Kelsy Harris works in the office of admissions, student affairs, and outreach at California North State University College of Medicine — which will graduate its very first class of physicians this May.
“We’re fairly new and a pretty small campus, so outreach is really important to us,” says Harris. “While we were doing the fair, we got a lot of emails, and people signed up for campus tours. We got interest from people who are from different states, different countries. That’s so beneficial for us.”
And although she and only one other colleague managed a booth that attracted over 1,300 participants, she says the online format worked well.
“This is such an amazing way to reach students, to offer quick access to information. It’s so much more direct than their emailing and waiting for a reply,” she notes.
“We’re fairly new and a pretty small campus. … We got interest from people who are from different states, different countries. That’s so beneficial for us.”

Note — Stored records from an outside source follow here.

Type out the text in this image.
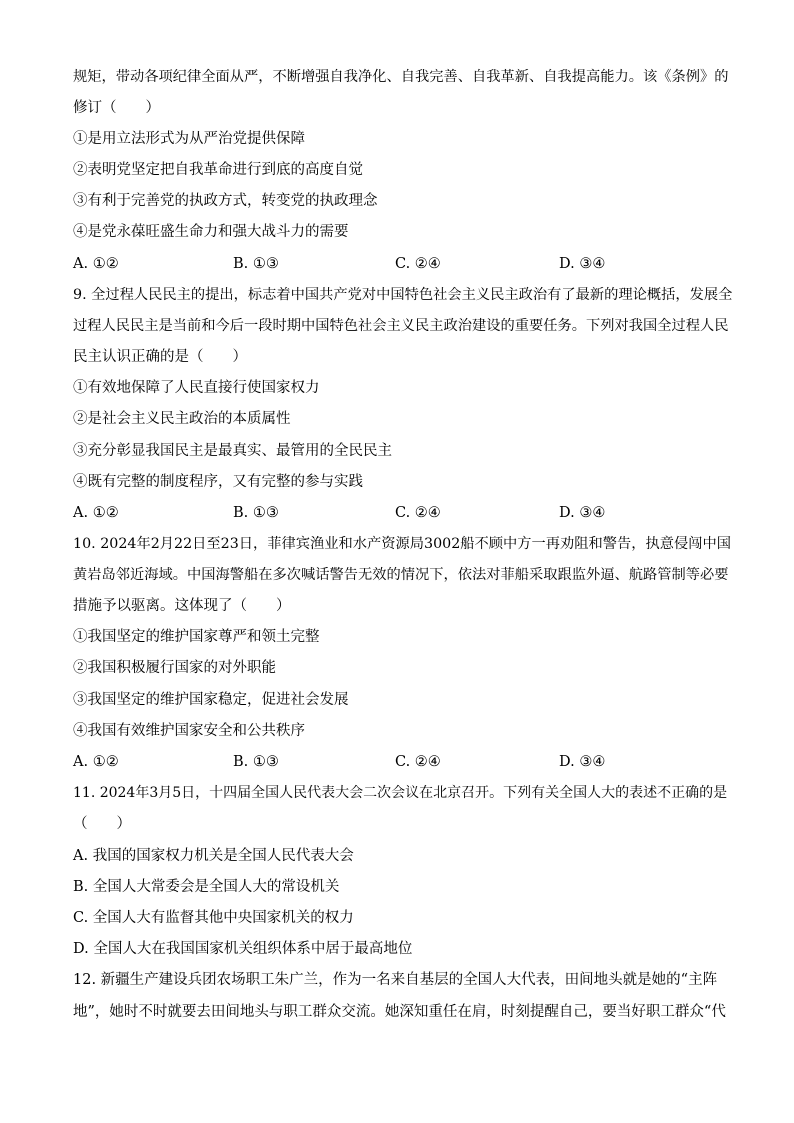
规矩，带动各项纪律全面从严，不断增强自我净化、自我完善、自我革新、自我提高能力。该《条例》的
修订（　　）
①是用立法形式为从严治党提供保障
②表明党坚定把自我革命进行到底的高度自觉
③有利于完善党的执政方式，转变党的执政理念
④是党永葆旺盛生命力和强大战斗力的需要
A. ①②	B. ①③	C. ②④	D. ③④
9. 全过程人民民主的提出，标志着中国共产党对中国特色社会主义民主政治有了最新的理论概括，发展全
过程人民民主是当前和今后一段时期中国特色社会主义民主政治建设的重要任务。下列对我国全过程人民
民主认识正确的是（　　）
①有效地保障了人民直接行使国家权力
②是社会主义民主政治的本质属性
③充分彰显我国民主是最真实、最管用的全民民主
④既有完整的制度程序，又有完整的参与实践
A. ①②	B. ①③	C. ②④	D. ③④
10. 2024年2月22日至23日，菲律宾渔业和水产资源局3002船不顾中方一再劝阻和警告，执意侵闯中国
黄岩岛邻近海域。中国海警船在多次喊话警告无效的情况下，依法对菲船采取跟监外逼、航路管制等必要
措施予以驱离。这体现了（　　）
①我国坚定的维护国家尊严和领土完整
②我国积极履行国家的对外职能
③我国坚定的维护国家稳定，促进社会发展
④我国有效维护国家安全和公共秩序
A. ①②	B. ①③	C. ②④	D. ③④
11. 2024年3月5日，十四届全国人民代表大会二次会议在北京召开。下列有关全国人大的表述不正确的是
（　　）
A. 我国的国家权力机关是全国人民代表大会
B. 全国人大常委会是全国人大的常设机关
C. 全国人大有监督其他中央国家机关的权力
D. 全国人大在我国国家机关组织体系中居于最高地位
12. 新疆生产建设兵团农场职工朱广兰，作为一名来自基层的全国人大代表，田间地头就是她的“主阵
地”，她时不时就要去田间地头与职工群众交流。她深知重任在肩，时刻提醒自己，要当好职工群众“代
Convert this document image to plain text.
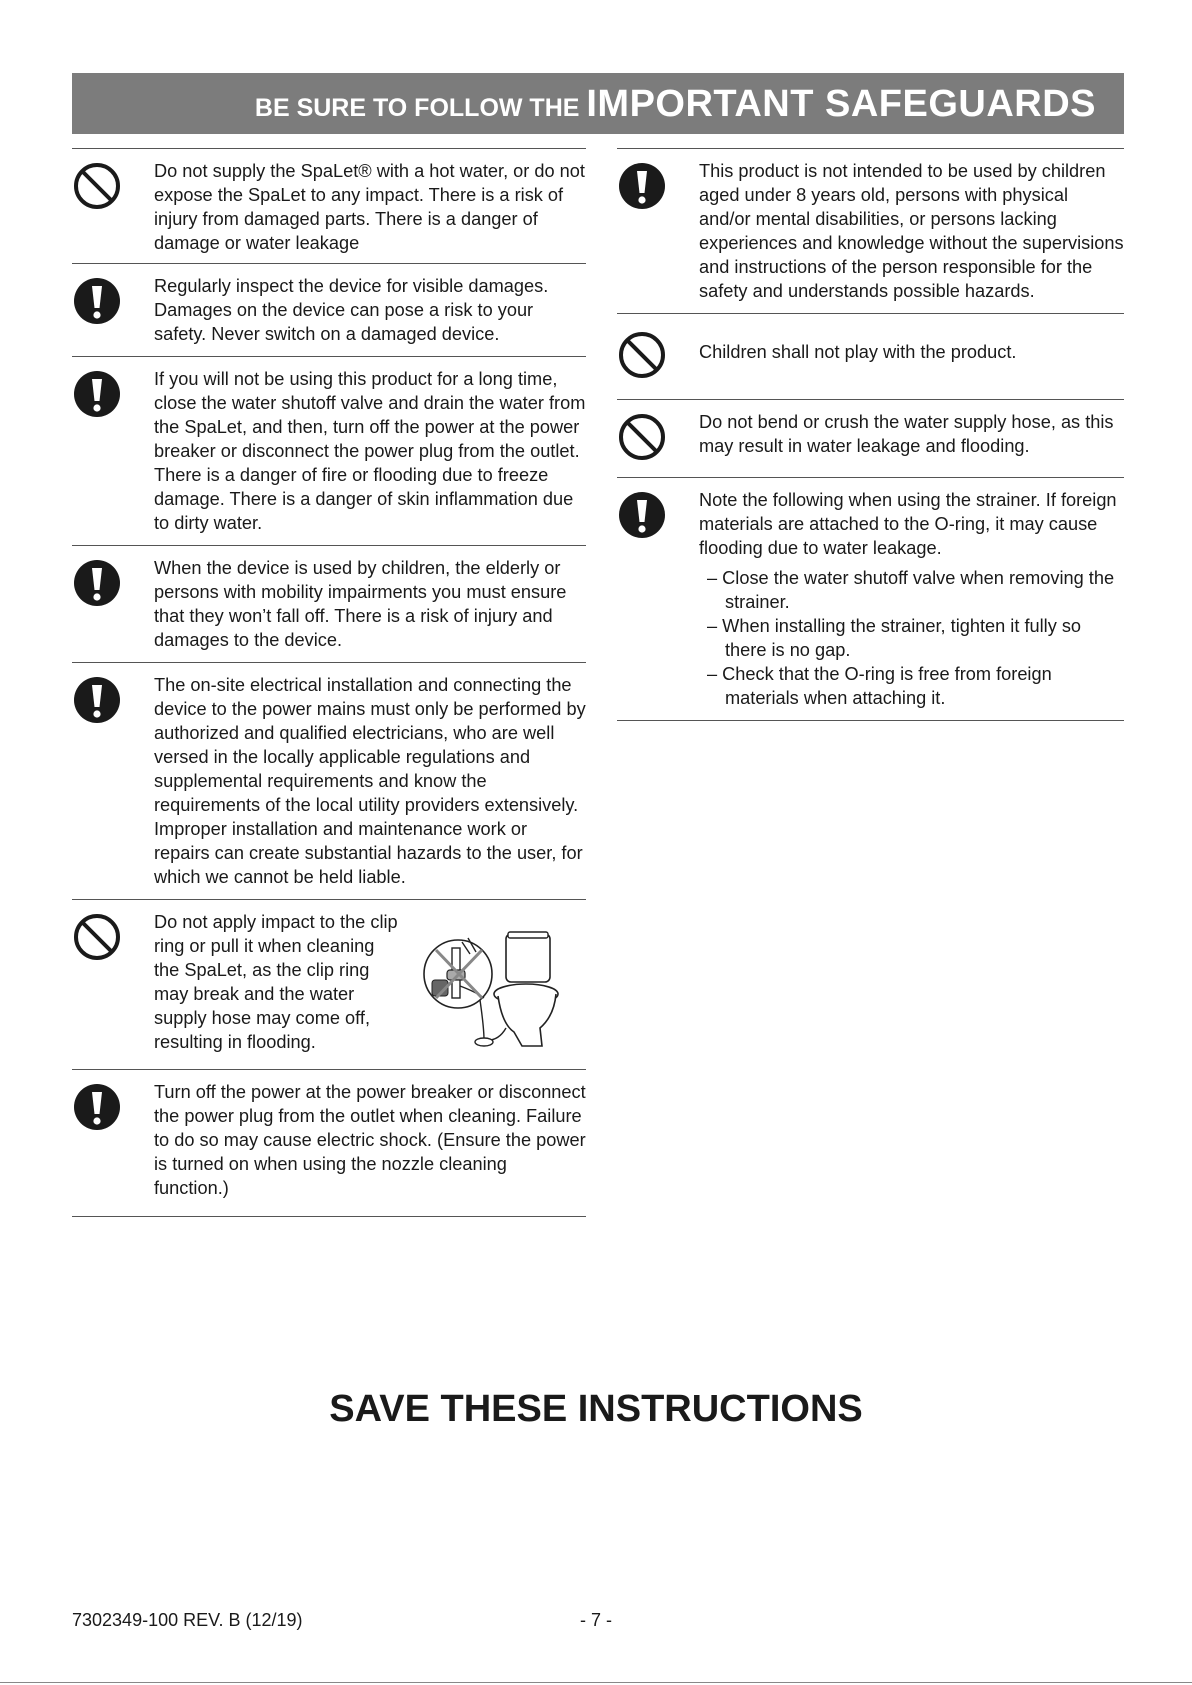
BE SURE TO FOLLOW THE IMPORTANT SAFEGUARDS

Do not supply the SpaLet® with a hot water, or do not expose the SpaLet to any impact. There is a risk of injury from damaged parts. There is a danger of damage or water leakage

Regularly inspect the device for visible damages. Damages on the device can pose a risk to your safety. Never switch on a damaged device.

If you will not be using this product for a long time, close the water shutoff valve and drain the water from the SpaLet, and then, turn off the power at the power breaker or disconnect the power plug from the outlet. There is a danger of fire or flooding due to freeze damage. There is a danger of skin inflammation due to dirty water.

When the device is used by children, the elderly or persons with mobility impairments you must ensure that they won’t fall off. There is a risk of injury and damages to the device.

The on-site electrical installation and connecting the device to the power mains must only be performed by authorized and qualified electricians, who are well versed in the locally applicable regulations and supplemental requirements and know the requirements of the local utility providers extensively. Improper installation and maintenance work or repairs can create substantial hazards to the user, for which we cannot be held liable.

Do not apply impact to the clip ring or pull it when cleaning the SpaLet, as the clip ring may break and the water supply hose may come off, resulting in flooding.

Turn off the power at the power breaker or disconnect the power plug from the outlet when cleaning. Failure to do so may cause electric shock. (Ensure the power is turned on when using the nozzle cleaning function.)

This product is not intended to be used by children aged under 8 years old, persons with physical and/or mental disabilities, or persons lacking experiences and knowledge without the supervisions and instructions of the person responsible for the safety and understands possible hazards.

Children shall not play with the product.

Do not bend or crush the water supply hose, as this may result in water leakage and flooding.

Note the following when using the strainer. If foreign materials are attached to the O-ring, it may cause flooding due to water leakage.

– Close the water shutoff valve when removing the strainer.
– When installing the strainer, tighten it fully so there is no gap.
– Check that the O-ring is free from foreign materials when attaching it.
SAVE THESE INSTRUCTIONS
7302349-100 REV. B (12/19)	- 7 -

California North State University College of Medicine
Across the country, at Emory University School of Medicine in Atlanta, Georgia, associate director for admissions June Eddingfield says she appreciates the opportunity to help aspiring physicians. “We get a lot of questions like, ‘What kind of clinical experience, shadowing do you prefer?’ They seem to be looking to check off just the right box. I encourage them to get out of that mindset. Instead, I tell them, ‘Do the things that appeal to you. Be true to yourself. Follow your passions.’”
As fair organizers prepare for next year’s event, they look back at this year’s chat transcripts, video views, and more to identify possible gaps and future directions.
Rice says one current hot topic is how future applicants can get good premed experiences.
“That’s one of the biggest questions. ‘Where can I get an internship? How can I get experience?’ With the HIPAA laws making shadowing more difficult, students need other opportunities,” she says. “We’re looking into a hall dedicated to those kinds of experiences because that’s a big concern.”
Meanwhile, Johnson is excited to look ahead to his possible future as a physician.
Asked about a key takeaway from the fair, he says, “I definitely learned something I don’t think premed students realize, which is that med schools want us as much as we want them. Admissions staff are eager to give us information. They say things like, ‘You sound talented. You should come to our school.’ So much of this is hypercompetitive, you sometimes feel like you’ll never get in. I see things a little differently now, and that never would have happened if I didn’t participate in the fair.”